You do you. It’s hard to fight peer pressure, it’s hard to fight against other people’s opinions. It all makes you question your own way of life. It makes you question every aspect you could be “doing wrong” but the truth is, the way you do stuff may not be someone else’s way but that doesn’t mean it’s wrong or you don’t have the right to do what you thinks best. It means that all these people who have the opinions have too much time on their hands. They think they can sit on their high horse & dictate to everyone. They’re weak, not you. They’re wrong, not you.

Always hold your head high because you are doing you. You are trying to be your best self & that alone is an achievement. You’re being the star you are. You’re being you.

Be kind – Be classy – Stay sassy❤️

How do you explain your pain?

How do you explain the pain you’re in. How do you explain to someone what fibromyalgia is. How to explain it in the simplest term instead of throwing the 500 page book at them for the explanation of what is it, what it does, what it makes you sacrifice & how it feels. Sometimes we can’t be arsed.

My auntie asked my mum last week what it was and what it involved. My mum explained it as a 24/7 full body migraine. So that was the pain part ticked off the list of explanations. I thought it was a good explanation to be honest but I feel a migraine can be the explanation of the pain of fibromyalgia when you’re not suffering a flare.

A migraine doesn’t also explain the chest pains you experience, the restless legs that just won’t go away, the sleep deprivation you encounter every single night. Nor does it explain how sensitive your skin is to touch, how banging your leg on the side of the table actually lasts and hurts for a lot longer than the average persons. It doesn’t explain how it takes you at least an hour to get going in the mornings, the stretches and funky shapes you have to do to try break down the stiffness of your joints and muscles. The embarrassment of not being able to speak properly, remember things or think someone and say something else because your brain is jumbled.

It’s living every single day with relying on tablets to help you. To try reduce your pain, to help the nausea, to help you sleep, to reduce your depression, to protect your stomach because the lining of your stomach is becoming thinner with the tablets you’re on. It’s living everyday relying on people to help you, without going through just 1 day where you don’t have to ask for help.

The medication were prescribed isn’t actually formed to treat fibromyalgia itself. Its treats certain symptoms but can make other symptoms worse. The tablets that contain ingredients no one tells you about, ingredients you would believe your doctor would put you on. Tables that have side effects of other symptoms you’re suffering from and taking other tablets to treat. It’s such a weird thing.
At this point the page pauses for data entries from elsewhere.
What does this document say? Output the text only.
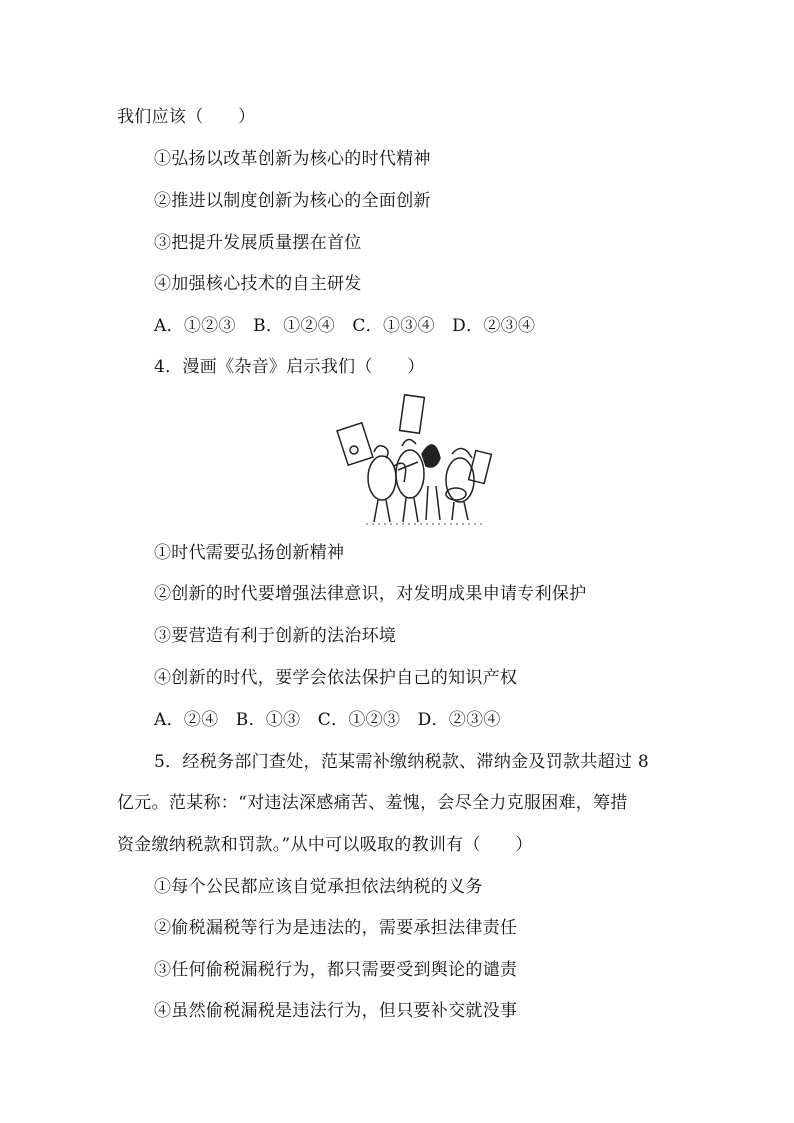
我们应该（　　）
①弘扬以改革创新为核心的时代精神
②推进以制度创新为核心的全面创新
③把提升发展质量摆在首位
④加强核心技术的自主研发
A．①②③　B．①②④　C．①③④　D．②③④
4．漫画《杂音》启示我们（　　）
①时代需要弘扬创新精神
②创新的时代要增强法律意识，对发明成果申请专利保护
③要营造有利于创新的法治环境
④创新的时代，要学会依法保护自己的知识产权
A．②④　B．①③　C．①②③　D．②③④
5．经税务部门查处，范某需补缴纳税款、滞纳金及罚款共超过 8
亿元。范某称：“对违法深感痛苦、羞愧，会尽全力克服困难，筹措
资金缴纳税款和罚款。”从中可以吸取的教训有（　　）
①每个公民都应该自觉承担依法纳税的义务
②偷税漏税等行为是违法的，需要承担法律责任
③任何偷税漏税行为，都只需要受到舆论的谴责
④虽然偷税漏税是违法行为，但只要补交就没事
Even when other people have fibromyalgia, your journeys are so different that although you can connect, you will never truly understand each other’s journeys because no two are the same.

People can push you too much. They can say do this or do that. Try this try that. Especially your doctor, but at the end of the day you know your own body. You’re the one who can truly know what your body is experiencing and the mechanics of how it functions.

I think you can try your hardest to explain the pain you’re in but no one will every truly understand it to such a degree. You can try your hardest to explain what fibromyalgia is but again, I don’t have time to site the 500 page book. Sometimes I’d rather say I have full body pain, not mention anything else, paint a smile on my face and carry on with my day.